On February 26, 2019, GJ Culture Group US, Inc. (the Company) and the Reporting Person, an individual who is secretary and director of the Company entered into a Founder’s Stock Purchase Agreement (the “Agreement”). Pursuant to the Agreement, the Reporting Person agreed to purchase from the Company, and the Company agreed to sell to the Reporting Person, an aggregate of 3,388,350 shares of the Common Stock of the Company (the “Stock”) at $0.003 per share, for an aggregate purchase price of $10,165. Shares were issued on February 26, 2019. The source of the funds, in the aggregate sum of $10,165 used by the Reporting Person was personal funds.

 

Item 4. Purpose of Transaction

 

The acquisition of the securities by Reporting Person was for private investment purposes.

 

(a-j) Not applicable.

 

Item 5. Interest in Securities of the Issuer

 

(a) The Reporting Person’s percentage ownership of Common Stock is based on 42,959,574 shares being outstanding.
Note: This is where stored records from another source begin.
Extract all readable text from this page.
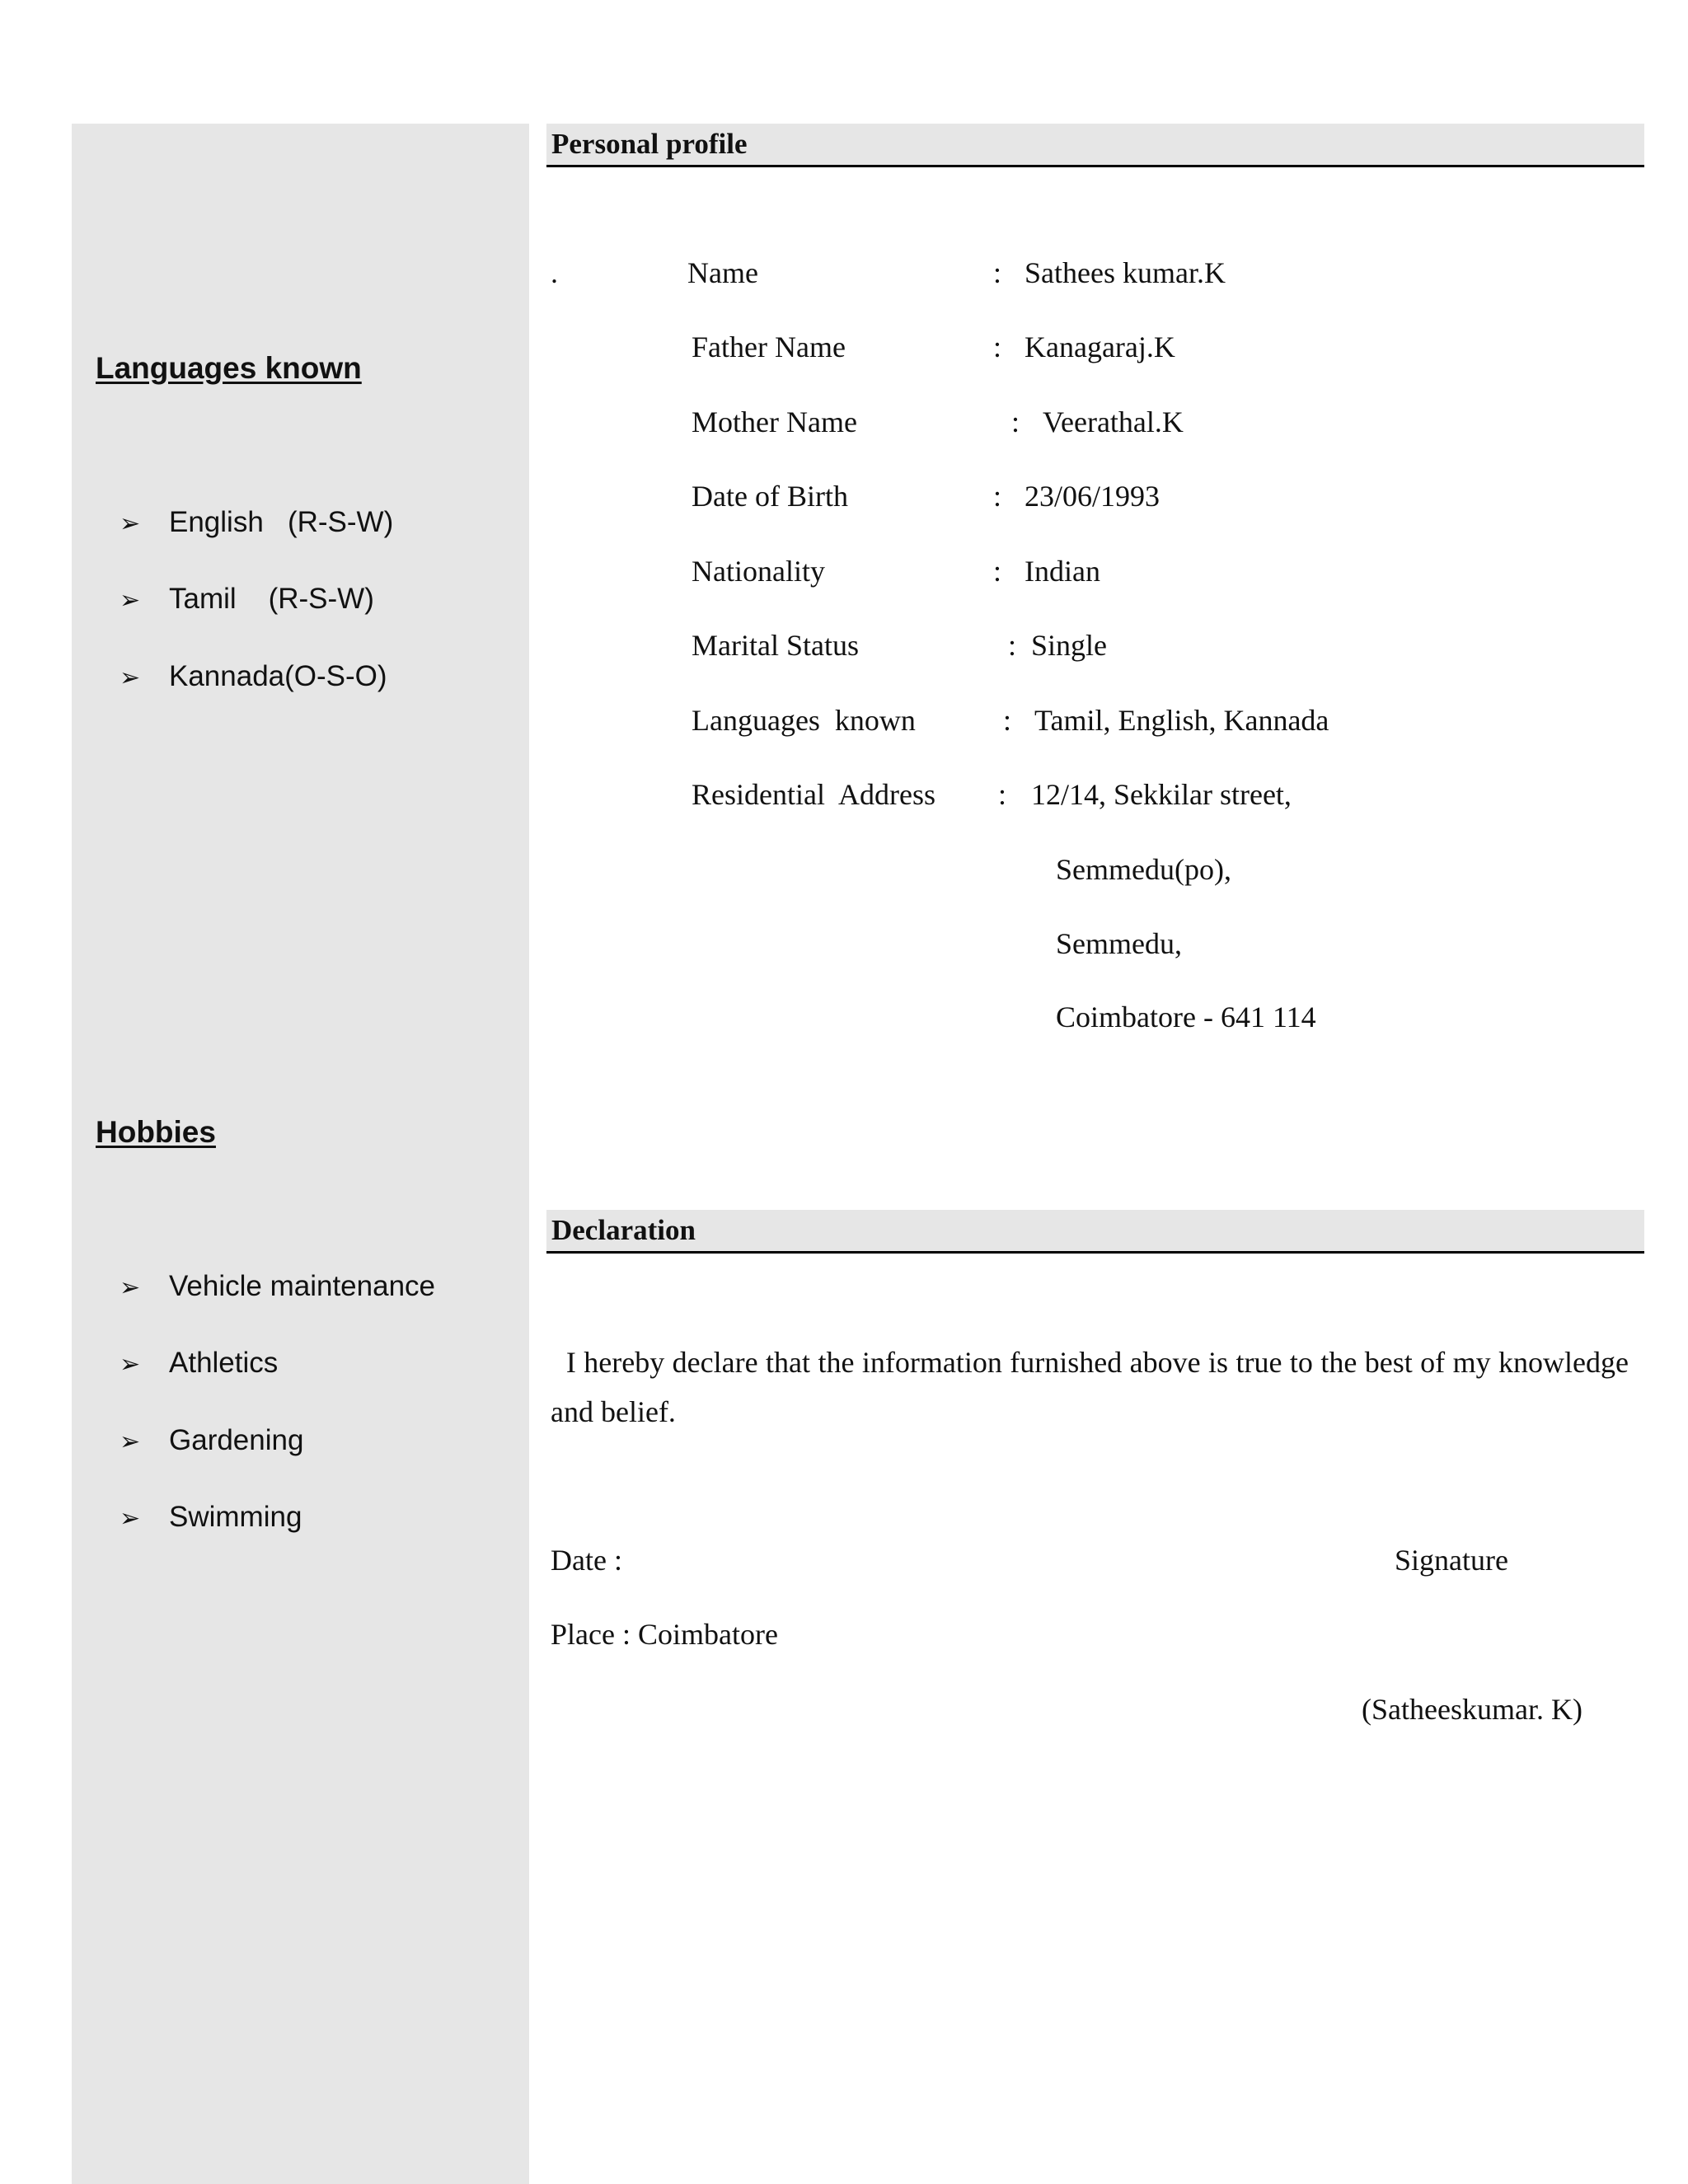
Languages known
➢ English   (R-S-W)
➢ Tamil    (R-S-W)
➢ Kannada(O-S-O)
Hobbies
➢ Vehicle maintenance
➢ Athletics
➢ Gardening
➢ Swimming
Personal profile
.	Name	: Sathees kumar.K
Father Name	: Kanagaraj.K
Mother Name	: Veerathal.K
Date of Birth	: 23/06/1993
Nationality	: Indian
Marital Status	: Single
Languages  known	: Tamil, English, Kannada
Residential  Address : 12/14, Sekkilar street,
Semmedu(po),
Semmedu,
Coimbatore - 641 114
Declaration
I hereby declare that the information furnished above is true to the best of my knowledge and belief.
Date :	Signature
Place : Coimbatore
(Satheeskumar. K)
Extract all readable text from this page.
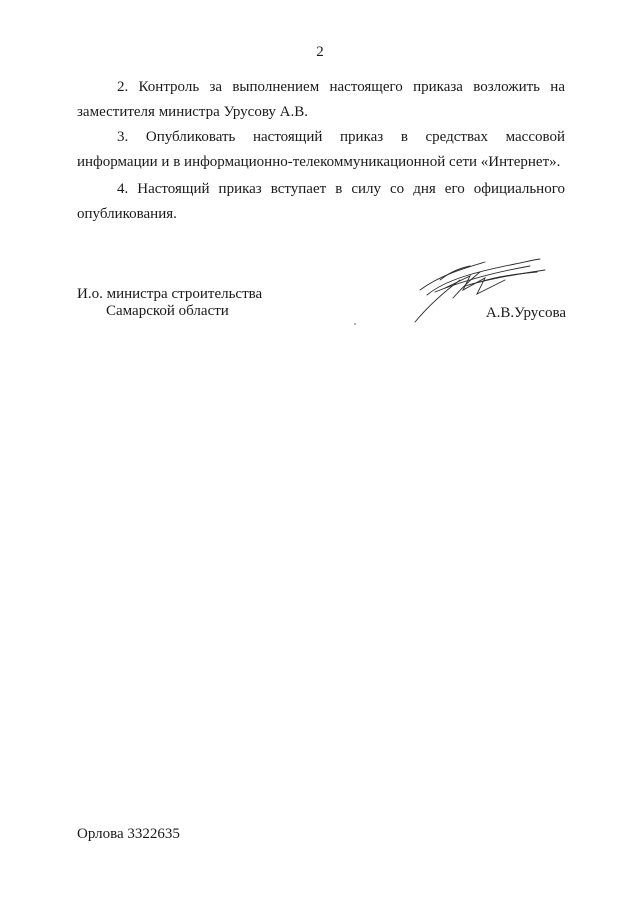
2
2. Контроль за выполнением настоящего приказа возложить на
заместителя министра Урусову А.В.
3. Опубликовать настоящий приказ в средствах массовой
информации и в информационно-телекоммуникационной сети «Интернет».
4. Настоящий приказ вступает в силу со дня его официального
опубликования.
И.о. министра строительства
Самарской области	А.В.Урусова
Орлова 3322635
The Reporting Person beneficially owns 3,388,350 shares of Common Stock of the Issuer equivalent to approximately 7.89% of such class.

 

(b) The Reporting Person has sole voting and dispositive power over the shares of Common Stock of the Issuer.

 

(c) Not applicable.

 

(d) Not applicable.

 

(e) Not applicable.

 

Item 6. Contracts, Arrangements, Understandings or Relationships with Respect to Securities of the Issuer

 

The Reporting Person has sole voting and dispositive power over the 3,388,350 shares of Common Stock of the Issuer.

 

Item 7. Material to Be Filed as Exhibits

 

None.

 

 

 

Signature

 

After reasonable inquiry and to the best of my knowledge and belief, I certify that the information set forth in this statement is true, complete and correct.

 

08/04/2020  
Dated  
   
/s/ Huawei Li  
Signature  
   
Huawei Li  
Name/Title  

 

The original statement shall be signed by each person on whose behalf the statement is filed or his authorized representative. If the statement is signed on behalf of a person by his authorized representative (other than an executive officer or general partner of this filing person), evidence of the representative’s authority to sign on behalf of such person shall be filed with the statement, provided, however, that a power of attorney for this purpose which is already on file with the Commission may be incorporated by reference. The name and any title of each person who signs the statement shall be typed or printed beneath his signature.

 

Attention: Intentional misstatements or omissions of fact constitute Federal criminal violations (See 18 U.S.C. 1001).